Nigel Mansell’s car from his 1992 World Championship-winning Formula 1 season could fetch a seven-figure sum when it crosses the block at Bonhams this summer.
The Williams-Renault FW14B Formula 1 car, known as ‘Red Five’, is expected to sell for up to £3 million ($3.86 million) during the Bonhams Festival of Speed sale at Goodwood on July 5.
Mansell drove the car to victory in the first five races of the 1992 season, and became the first driver in F1 history to win nine Grand Prix races within a single season, claiming the title with five races to spare.
He was the first British driver to claim the Formula 1 title since James Hunt in 1976, and fought off competition from the likes of Ayrton Senna and Michael Schumacher.
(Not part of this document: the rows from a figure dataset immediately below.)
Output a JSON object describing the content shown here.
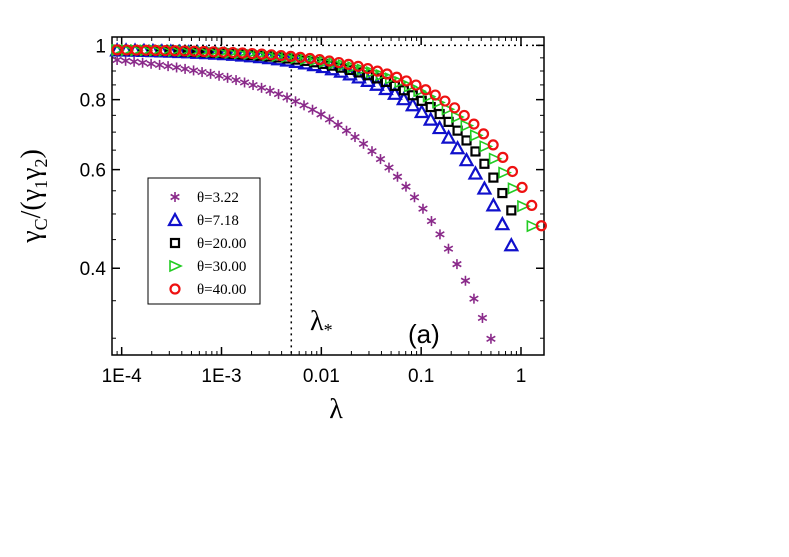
{
  "chart_data": {
    "type": "scatter",
    "title": "",
    "xlabel": "λ",
    "ylabel_parts": {
      "gamma": "γ",
      "subC": "C",
      "open": "/(",
      "gamma1": "γ",
      "sub1": "1",
      "gamma2": "γ",
      "sub2": "2",
      "close": ")"
    },
    "xscale": "log",
    "yscale": "log",
    "xlim": [
      8e-05,
      1.7
    ],
    "ylim": [
      0.28,
      1.035
    ],
    "xticks": [
      {
        "value": 0.0001,
        "label": "1E-4"
      },
      {
        "value": 0.001,
        "label": "1E-3"
      },
      {
        "value": 0.01,
        "label": "0.01"
      },
      {
        "value": 0.1,
        "label": "0.1"
      },
      {
        "value": 1,
        "label": "1"
      }
    ],
    "yticks": [
      {
        "value": 0.4,
        "label": "0.4"
      },
      {
        "value": 0.6,
        "label": "0.6"
      },
      {
        "value": 0.8,
        "label": "0.8"
      },
      {
        "value": 1,
        "label": "1"
      }
    ],
    "reference_lines": {
      "horizontal_y": 1.0,
      "vertical_x": 0.005,
      "vertical_label": {
        "main": "λ",
        "sub": "*"
      }
    },
    "panel_label": "(a)",
    "legend_position": "center-left",
    "series": [
      {
        "name": "θ=3.22",
        "marker": "asterisk",
        "color": "#8a2a8a",
        "x0": 9e-05,
        "x1": 0.5,
        "logC": 0.0008,
        "pow": 0.5
      },
      {
        "name": "θ=7.18",
        "marker": "triangle-up",
        "color": "#1010cc",
        "x0": 9e-05,
        "x1": 0.8,
        "logC": 0.152,
        "pow": 0.5
      },
      {
        "name": "θ=20.00",
        "marker": "square",
        "color": "#000000",
        "x0": 9e-05,
        "x1": 0.8,
        "logC": 0.125,
        "pow": 0.5
      },
      {
        "name": "θ=30.00",
        "marker": "triangle-right",
        "color": "#22cc22",
        "x0": 9e-05,
        "x1": 1.3,
        "logC": 0.105,
        "pow": 0.5
      },
      {
        "name": "θ=40.00",
        "marker": "circle",
        "color": "#ee1111",
        "x0": 9e-05,
        "x1": 1.6,
        "logC": 0.0935,
        "pow": 0.5
      }
    ]
  }
}
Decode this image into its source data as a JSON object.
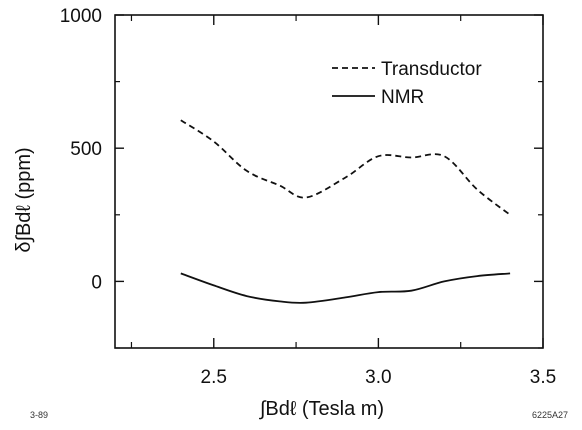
{
  "chart_data": {
    "type": "line",
    "xlabel": "∫Bdℓ (Tesla m)",
    "ylabel": "δ∫Bdℓ (ppm)",
    "xlim": [
      2.2,
      3.5
    ],
    "ylim": [
      -250,
      1000
    ],
    "xticks": [
      2.5,
      3.0,
      3.5
    ],
    "xtick_labels": [
      "2.5",
      "3.0",
      "3.5"
    ],
    "yticks": [
      0,
      500,
      1000
    ],
    "ytick_labels": [
      "0",
      "500",
      "1000"
    ],
    "grid": false,
    "legend_position": "top-right",
    "series": [
      {
        "name": "Transductor",
        "style": "dashed",
        "color": "#111111",
        "x": [
          2.4,
          2.5,
          2.6,
          2.7,
          2.78,
          2.9,
          3.0,
          3.1,
          3.2,
          3.3,
          3.4
        ],
        "y": [
          605,
          525,
          415,
          360,
          315,
          390,
          470,
          465,
          470,
          345,
          250
        ]
      },
      {
        "name": "NMR",
        "style": "solid",
        "color": "#111111",
        "x": [
          2.4,
          2.5,
          2.6,
          2.7,
          2.78,
          2.9,
          3.0,
          3.1,
          3.2,
          3.3,
          3.4
        ],
        "y": [
          30,
          -15,
          -55,
          -75,
          -80,
          -60,
          -40,
          -35,
          0,
          20,
          30
        ]
      }
    ]
  },
  "footnotes": {
    "left": "3-89",
    "right": "6225A27"
  }
}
In addition the car was also raced six times by Mansell’s teammate Riccardo Patrese, who finished runner-up in the Championship and helped Williams-Renault to the 1992 Formula 1 Constructors’ World Championship title.
The Williams-Renault FW14B Formula 1 car featured a host of technological advances which placed it light years ahead of the competition, including active suspension, traction control and a semi-automatic paddle shift gearbox.
Such was the car’s dominance that many of these features were subsequently banned from the competition – meaning that even 27 years on, it remains one of the most technologically advanced F1 cars in racing history.
“The FW14B was the high-water mark in Grand Prix design for ’92. It was so dominant that it trounced the competition in ten of the sixteen rounds of the Championship, with records tumbling along the way,” said Mark Osborne, Global Director of Motorsport at Bonhams.
“As a young man, and along with a nation, I was in patriotic awe of the brilliance of the British Williams cars, and of Red 5 in particular. The FW14B was then and remains today one of the most sophisticated cars to compete in F1, and we at Bonhams are honoured to have been entrusted with such a motor racing legend.”
The car has been described as one of the most important F1 cars ever offered for sale, although it will need to double its estimate if it stands a chance of setting records in the auction room.
The current highest auction price ever paid for a Formula 1 car stands at $7.5 million, set by Michael Schumacher’s 2001 Monaco Grand Prix-winning Ferrari which sold at Sotheby’s in November 2017.